If your belief that every individual is an island unto himself were even remotely plausible, then it would be none of my business. In reality, we all share a rather small planet with a closed ecosystem and finite resources. The resources you so casually refer to as "private capital", "consumer products", and the like are in fact drawn from a single dwindling pool of resources that are the common inheritance of mankind.

wonderwench 06-28-2004 03:35 PM

I'm back to how to manage this other than the free market.

Yes, we are all interconnected. We either each take responsibility for our lives, which includes living harmoniously in the world in addition as part of the equation, or we have a super elite that centrally plans how we live. Nothing is ever going to make everyone happy as we do not have a monolithic system of values and taste. The free market is still the best way to make compromises among all of those competing values. The lure of the benefits of state control is illusory. That much concentrated power is far more deadly than consumers making their own choices.

SinisterMotives 06-28-2004 06:56 PM

Wenchie, your chief default assumption is that the Great Big Western Joyride is going to last forever.
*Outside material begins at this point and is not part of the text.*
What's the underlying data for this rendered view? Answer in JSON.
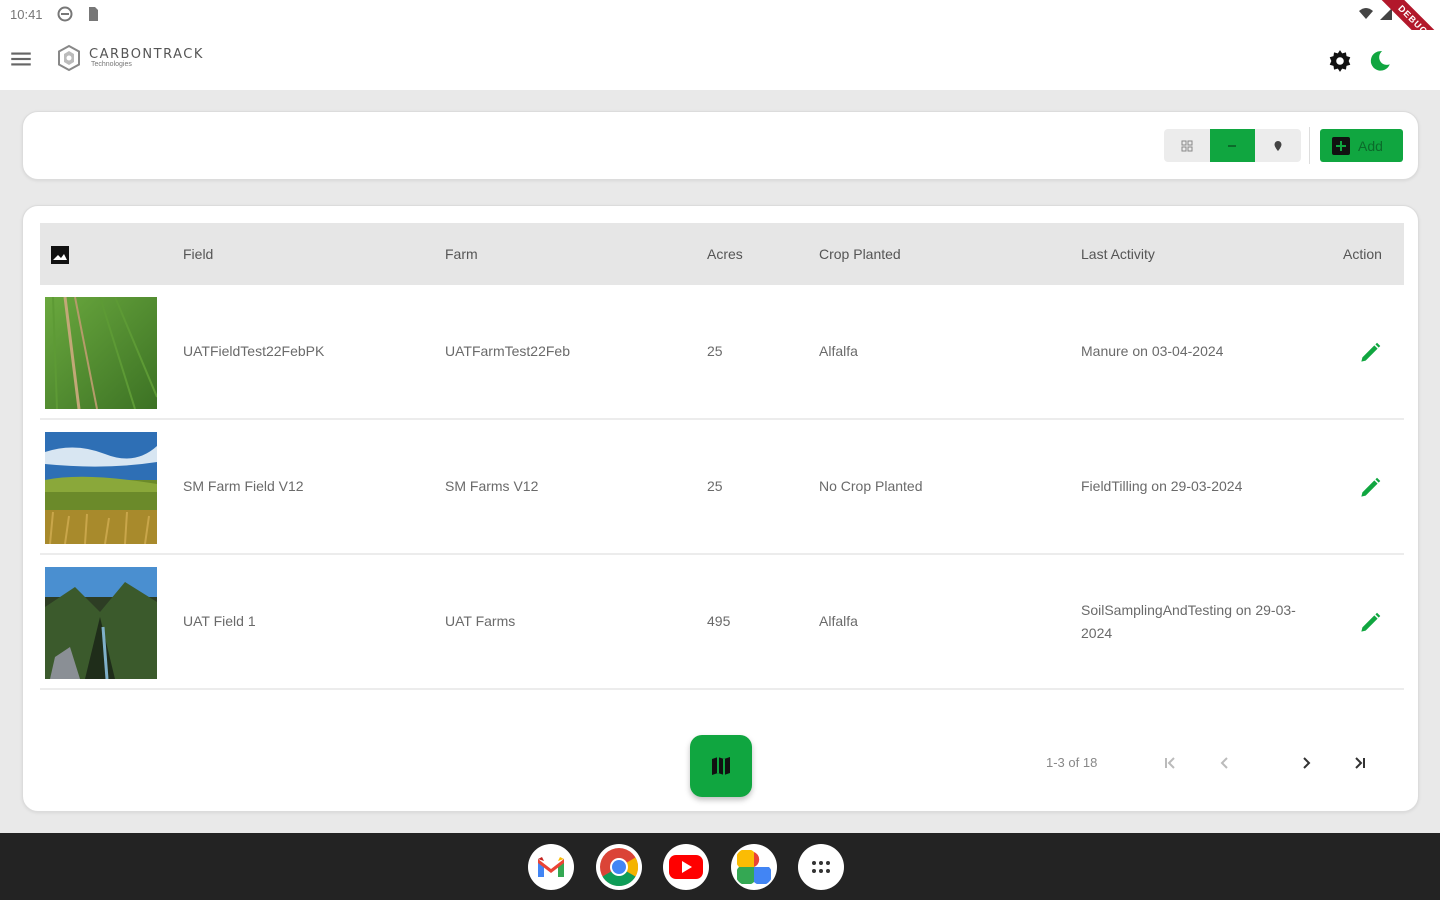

Your vision of the benign capitalist bringing all things good to the world in perpetuity rests on the nineteenth century premise that a limitless supply of raw materials will always be available. What will it take to make you realize that your values and tastes - indeed the very luxuries of making consumer choices and debating the relative merits of this market system and that - will mean squat when there are no resources left to make products to cater to them? When you say that unimpeded free market competition is the best way to manage resources, you completely overlook how extremely wasteful our culture of mass-produced disposables is. What free market competition boils down to is a weiner contest to see who can make the cheapest load of crap the fastest - in essence, pitting supposedly civilized beings against one another in brute Darwinian dog-eat-dog, survival-of-the-fittest fashion, squandering their inheritance in a neverending race to get nowhere before the other guy does. It's ultimately pointless because all ten billion of us will get there at the same time.